After a two-month hiatus, Case of the Month returns!
Get your thinking caps on for July’s Edition…
The patient is a 50-year-old woman with a previous history of type II diabetes, and recently completed a 6-month course of treatment for tuberculosis, presenting with 5-6 days of worsening lower abdominal pain, back pain, nausea, non-bloody non-bilious emesis, and anorexia. She is adamant about compliance with her insulin regimen. She notes 40-lb. weight loss over the past year but denies any cough or night sweats.
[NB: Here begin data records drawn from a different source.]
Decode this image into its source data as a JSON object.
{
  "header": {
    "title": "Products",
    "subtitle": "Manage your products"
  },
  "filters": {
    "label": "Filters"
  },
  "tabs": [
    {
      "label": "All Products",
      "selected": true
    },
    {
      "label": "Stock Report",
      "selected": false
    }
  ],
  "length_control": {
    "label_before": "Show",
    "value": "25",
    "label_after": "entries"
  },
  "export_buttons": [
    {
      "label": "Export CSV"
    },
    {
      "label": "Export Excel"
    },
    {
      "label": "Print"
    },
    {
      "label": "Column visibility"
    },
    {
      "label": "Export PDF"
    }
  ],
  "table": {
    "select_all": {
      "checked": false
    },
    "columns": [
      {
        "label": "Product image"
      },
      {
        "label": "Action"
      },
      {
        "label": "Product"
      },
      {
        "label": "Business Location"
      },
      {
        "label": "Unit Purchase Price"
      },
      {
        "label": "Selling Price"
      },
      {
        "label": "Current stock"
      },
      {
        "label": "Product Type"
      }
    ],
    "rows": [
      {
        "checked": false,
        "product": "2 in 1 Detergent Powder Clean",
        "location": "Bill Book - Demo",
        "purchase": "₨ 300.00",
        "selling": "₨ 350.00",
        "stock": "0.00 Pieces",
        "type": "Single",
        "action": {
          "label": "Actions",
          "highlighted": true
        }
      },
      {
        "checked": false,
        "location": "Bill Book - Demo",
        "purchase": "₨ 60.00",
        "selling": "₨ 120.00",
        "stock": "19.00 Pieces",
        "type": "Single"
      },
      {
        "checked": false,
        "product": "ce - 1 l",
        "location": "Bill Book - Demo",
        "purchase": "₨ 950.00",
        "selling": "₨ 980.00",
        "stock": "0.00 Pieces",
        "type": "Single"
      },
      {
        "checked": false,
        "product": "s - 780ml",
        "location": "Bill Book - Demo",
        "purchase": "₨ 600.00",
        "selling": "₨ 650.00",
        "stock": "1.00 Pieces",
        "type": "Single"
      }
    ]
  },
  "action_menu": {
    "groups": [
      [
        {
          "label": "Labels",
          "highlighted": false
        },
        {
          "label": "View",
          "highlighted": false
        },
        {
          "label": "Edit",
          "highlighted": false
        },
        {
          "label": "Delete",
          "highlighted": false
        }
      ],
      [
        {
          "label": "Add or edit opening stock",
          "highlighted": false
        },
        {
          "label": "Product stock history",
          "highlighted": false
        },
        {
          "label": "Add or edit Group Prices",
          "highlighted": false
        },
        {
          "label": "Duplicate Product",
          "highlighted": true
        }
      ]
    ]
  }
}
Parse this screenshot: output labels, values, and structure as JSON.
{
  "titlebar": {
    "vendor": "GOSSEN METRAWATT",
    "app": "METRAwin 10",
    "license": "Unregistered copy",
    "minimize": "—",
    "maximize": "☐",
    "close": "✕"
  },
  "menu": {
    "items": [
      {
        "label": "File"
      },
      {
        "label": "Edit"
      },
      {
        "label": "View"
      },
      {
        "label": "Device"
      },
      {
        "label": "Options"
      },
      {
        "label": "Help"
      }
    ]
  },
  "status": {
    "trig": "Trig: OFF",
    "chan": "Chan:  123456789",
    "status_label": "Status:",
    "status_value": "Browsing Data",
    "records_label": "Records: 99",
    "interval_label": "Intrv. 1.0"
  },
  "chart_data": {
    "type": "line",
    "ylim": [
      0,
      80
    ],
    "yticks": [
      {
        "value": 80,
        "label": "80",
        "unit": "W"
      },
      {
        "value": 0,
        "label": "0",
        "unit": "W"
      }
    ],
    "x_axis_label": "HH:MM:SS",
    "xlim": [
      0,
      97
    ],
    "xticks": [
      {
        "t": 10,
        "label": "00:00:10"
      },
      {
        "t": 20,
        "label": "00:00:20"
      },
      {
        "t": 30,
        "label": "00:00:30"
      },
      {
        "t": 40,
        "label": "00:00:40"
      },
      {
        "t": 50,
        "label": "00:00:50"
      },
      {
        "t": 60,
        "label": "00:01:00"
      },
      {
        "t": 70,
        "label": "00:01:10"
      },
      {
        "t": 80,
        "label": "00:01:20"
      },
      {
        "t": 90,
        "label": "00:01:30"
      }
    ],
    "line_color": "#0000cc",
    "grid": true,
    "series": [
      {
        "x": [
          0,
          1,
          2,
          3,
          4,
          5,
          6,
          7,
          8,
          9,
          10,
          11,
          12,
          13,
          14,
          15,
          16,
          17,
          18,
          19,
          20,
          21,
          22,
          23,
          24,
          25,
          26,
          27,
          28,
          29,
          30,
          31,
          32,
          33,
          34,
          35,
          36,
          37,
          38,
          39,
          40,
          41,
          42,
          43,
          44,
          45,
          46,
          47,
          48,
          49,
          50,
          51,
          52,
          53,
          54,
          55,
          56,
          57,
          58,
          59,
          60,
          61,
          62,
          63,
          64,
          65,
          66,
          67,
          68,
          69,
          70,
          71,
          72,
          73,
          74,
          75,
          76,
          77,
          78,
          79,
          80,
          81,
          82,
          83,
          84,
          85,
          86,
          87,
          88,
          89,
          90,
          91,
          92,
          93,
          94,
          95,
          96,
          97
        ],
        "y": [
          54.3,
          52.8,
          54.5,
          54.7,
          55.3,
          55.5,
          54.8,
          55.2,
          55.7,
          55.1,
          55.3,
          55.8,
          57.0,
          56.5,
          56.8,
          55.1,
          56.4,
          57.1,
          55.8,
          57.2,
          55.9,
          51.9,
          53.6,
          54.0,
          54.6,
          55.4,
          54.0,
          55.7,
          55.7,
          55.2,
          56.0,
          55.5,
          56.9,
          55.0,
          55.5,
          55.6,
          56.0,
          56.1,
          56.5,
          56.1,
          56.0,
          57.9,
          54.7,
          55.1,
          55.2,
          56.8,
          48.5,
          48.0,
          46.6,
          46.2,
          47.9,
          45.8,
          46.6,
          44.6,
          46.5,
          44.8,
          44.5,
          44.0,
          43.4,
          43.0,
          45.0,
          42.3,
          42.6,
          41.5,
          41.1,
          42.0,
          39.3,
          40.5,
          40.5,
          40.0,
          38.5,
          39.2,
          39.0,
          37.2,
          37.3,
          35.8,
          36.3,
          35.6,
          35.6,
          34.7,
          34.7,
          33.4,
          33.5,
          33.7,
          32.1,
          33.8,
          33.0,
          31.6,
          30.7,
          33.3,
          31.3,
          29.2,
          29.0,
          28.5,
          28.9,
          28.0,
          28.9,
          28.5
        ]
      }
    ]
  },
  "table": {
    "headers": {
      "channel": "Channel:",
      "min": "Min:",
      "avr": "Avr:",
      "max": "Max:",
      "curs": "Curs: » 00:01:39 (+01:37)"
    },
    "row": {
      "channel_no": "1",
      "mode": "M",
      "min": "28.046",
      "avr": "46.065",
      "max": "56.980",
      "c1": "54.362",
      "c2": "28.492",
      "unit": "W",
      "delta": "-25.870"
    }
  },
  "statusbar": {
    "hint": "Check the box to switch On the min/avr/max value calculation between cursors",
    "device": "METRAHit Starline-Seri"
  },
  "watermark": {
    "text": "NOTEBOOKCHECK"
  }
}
She has no fevers/chills, change in bowel habits, recent travel, or CP/SOB. She was placed on observation one month ago for hyperglycemia and vomiting and was discharged after 1 day.
No known drug allergies
Insulin glargine 14U every night
Insulin aspart 5U three times daily with meals
PMH/PSH: No history of abdominal surgeries
SH: Denies toxic habits; works for the police department
VS: T 98.6 HR 111 RR 18 BP 99/54 SaO2 100% (room air)
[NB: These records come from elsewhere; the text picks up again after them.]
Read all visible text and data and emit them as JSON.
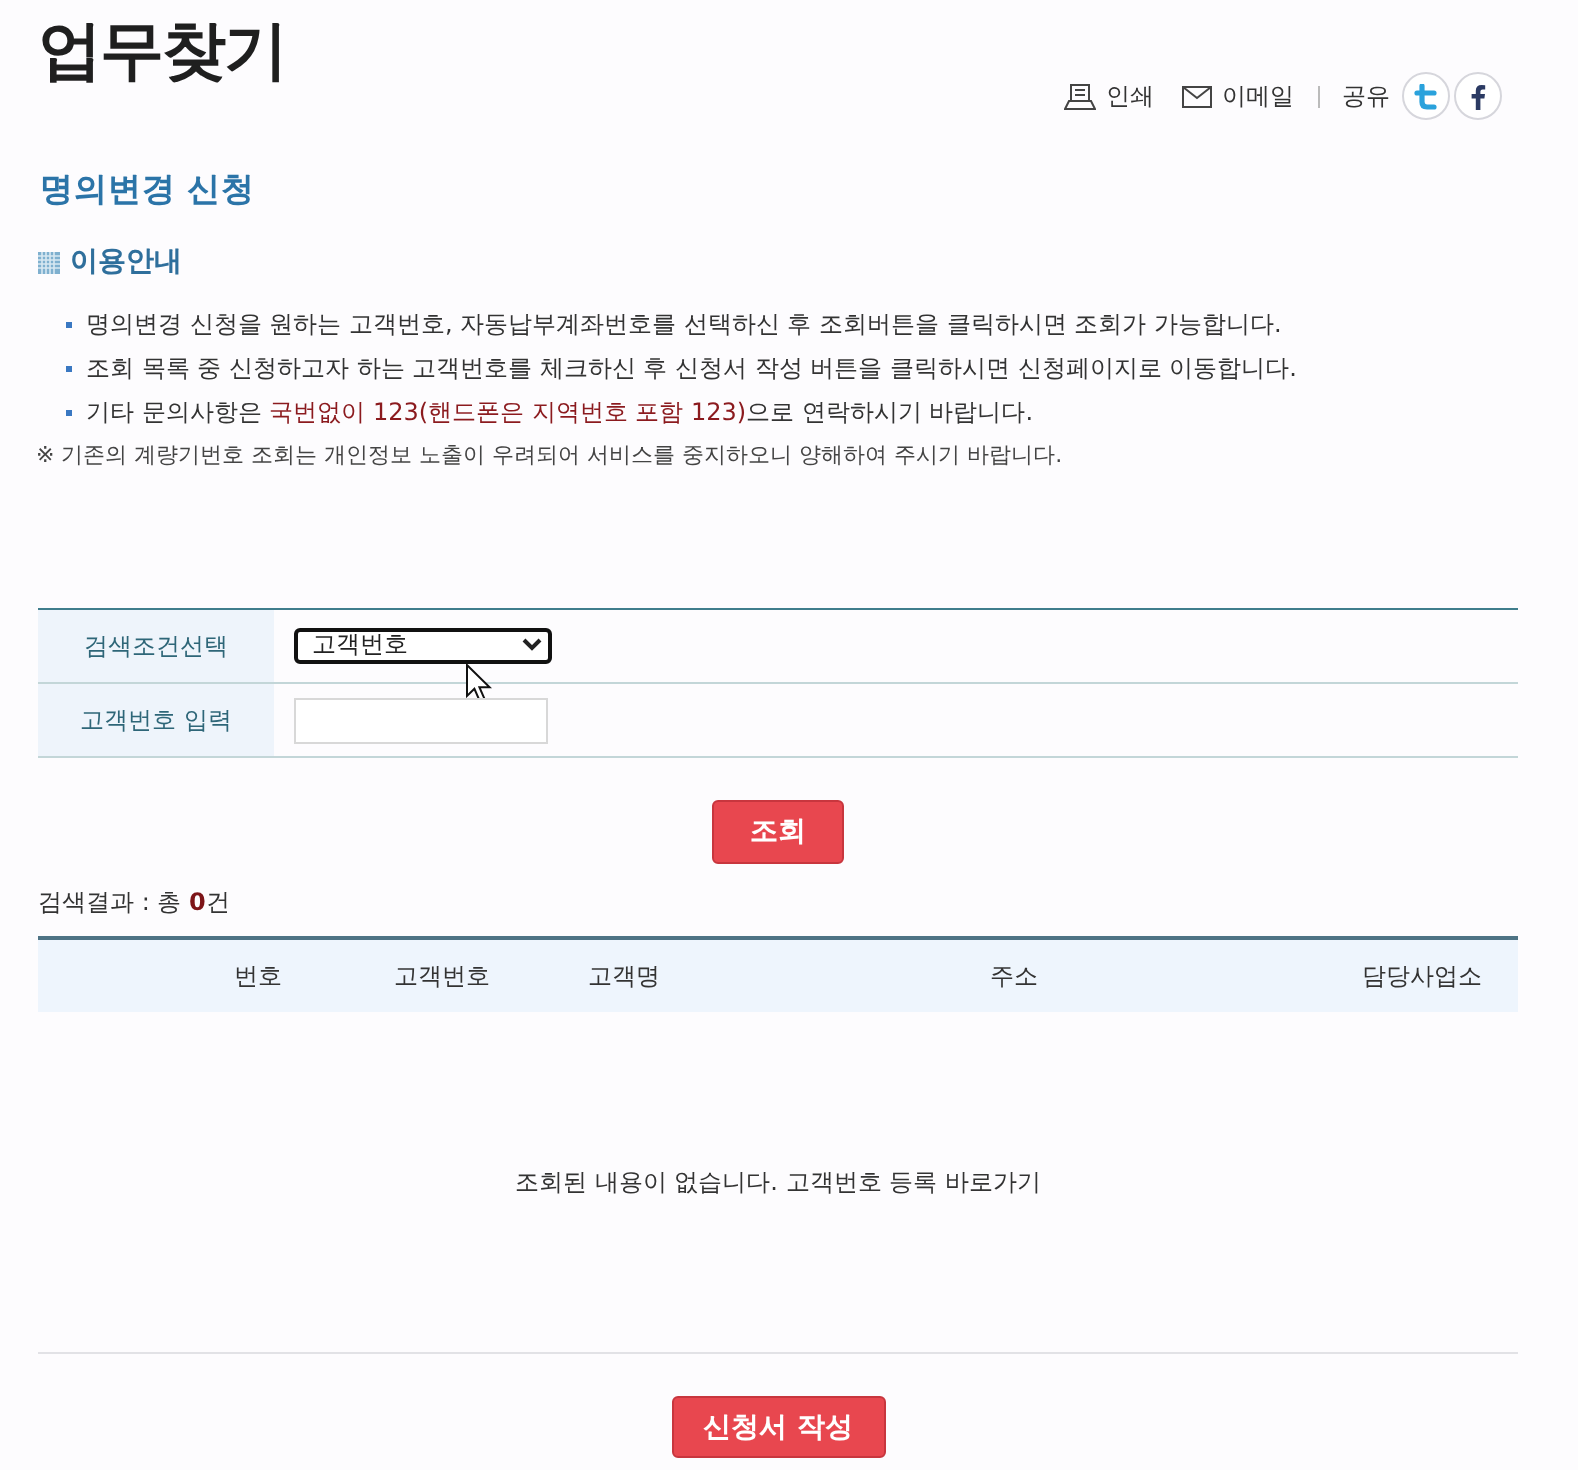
{
  "page": {
    "title": "업무찾기"
  },
  "utility_links": [
    {
      "kind": "print",
      "label": "인쇄"
    },
    {
      "kind": "email",
      "label": "이메일"
    }
  ],
  "share": {
    "label": "공유"
  },
  "section_title": "명의변경 신청",
  "guide": {
    "heading": "이용안내",
    "items": [
      {
        "segments": [
          {
            "text": "명의변경 신청을 원하는 고객번호, 자동납부계좌번호를 선택하신 후 조회버튼을 클릭하시면 조회가 가능합니다.",
            "highlight": false
          }
        ]
      },
      {
        "segments": [
          {
            "text": "조회 목록 중 신청하고자 하는 고객번호를 체크하신 후 신청서 작성 버튼을 클릭하시면 신청페이지로 이동합니다.",
            "highlight": false
          }
        ]
      },
      {
        "segments": [
          {
            "text": "기타 문의사항은 ",
            "highlight": false
          },
          {
            "text": "국번없이 123(핸드폰은 지역번호 포함 123)",
            "highlight": true
          },
          {
            "text": "으로 연락하시기 바랍니다.",
            "highlight": false
          }
        ]
      }
    ],
    "note": "※ 기존의 계량기번호 조회는 개인정보 노출이 우려되어 서비스를 중지하오니 양해하여 주시기 바랍니다."
  },
  "search_form": {
    "rows": [
      {
        "kind": "select",
        "label": "검색조건선택",
        "value": "고객번호",
        "focused": true
      },
      {
        "kind": "input",
        "label": "고객번호 입력",
        "focused": false
      }
    ],
    "button": "조회"
  },
  "result_count": "검색결과 : 총 **0**건",
  "results_table": {
    "columns": [
      "번호",
      "고객번호",
      "고객명",
      "주소",
      "담당사업소"
    ],
    "empty_message": {
      "text": "조회된 내용이 없습니다.",
      "link": "고객번호 등록 바로가기"
    }
  },
  "submit_button": "신청서 작성"
}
General: Uncomfortable woman lying in stretcher
HEENT: No conjunctival pallor or scleral icterus, slightly dry mucous membranes
CV: Tachycardia; normal S1S2; no murmurs, rubs, or gallops
Pulm: Clear to auscultation bilaterally; no wheezes, rales, rhonchi or crackles
Abd: Soft, diffusely tender to palpation, most pronounced in RLQ without rebound or guarding; bilateral CVA tenderness.
Ext: No C/C/E
Skin: No changes noted on limbs, trunk, palms, or soles
ECG: Sinus Tachycardia, no other abnormalities
46.22>12.1|37.2<125 (11% bands)
Na 116 K 5.2 Cl 79 CO2 20 BUN 88 Cr 3.23 Calcium 8.4 Glucose 526
Protein 5.8 Albumin 2.77 AST 10 ALT 14 Alk Phos 145 Bili 0.8
VBG pH:7.37 Lactate 1.9 Na 108
Urinalysis: Large leukocyte esterase, >500 Glucose
Urine culture: pending
CT Abdomen/Pelvis: Massively enlarged kidneys, hepatomegaly, large bulky uterus, ascites
CXR: No airspace opacity
You give 2L NS, 4 mg morphine, regular insulin 10U, antibiotics
After a couple of hours, your patient’s vitals are:
HR 106 BP 150/99 RR 20 SaO2 100%
A repeat VBG after the 2L bolus shows sodium of 107, glucose 435, Cr 2.89.
- What is your differential diagnosis for the patient’s presenting chief complaint?
- What antibiotics would you choose?
- Does this patient need to be on isolation?
- How would you characterize the sodium disturbances, both on initial presentation, and after the initial interventions? How would you address it?
- What is the ultimate disposition for this patient?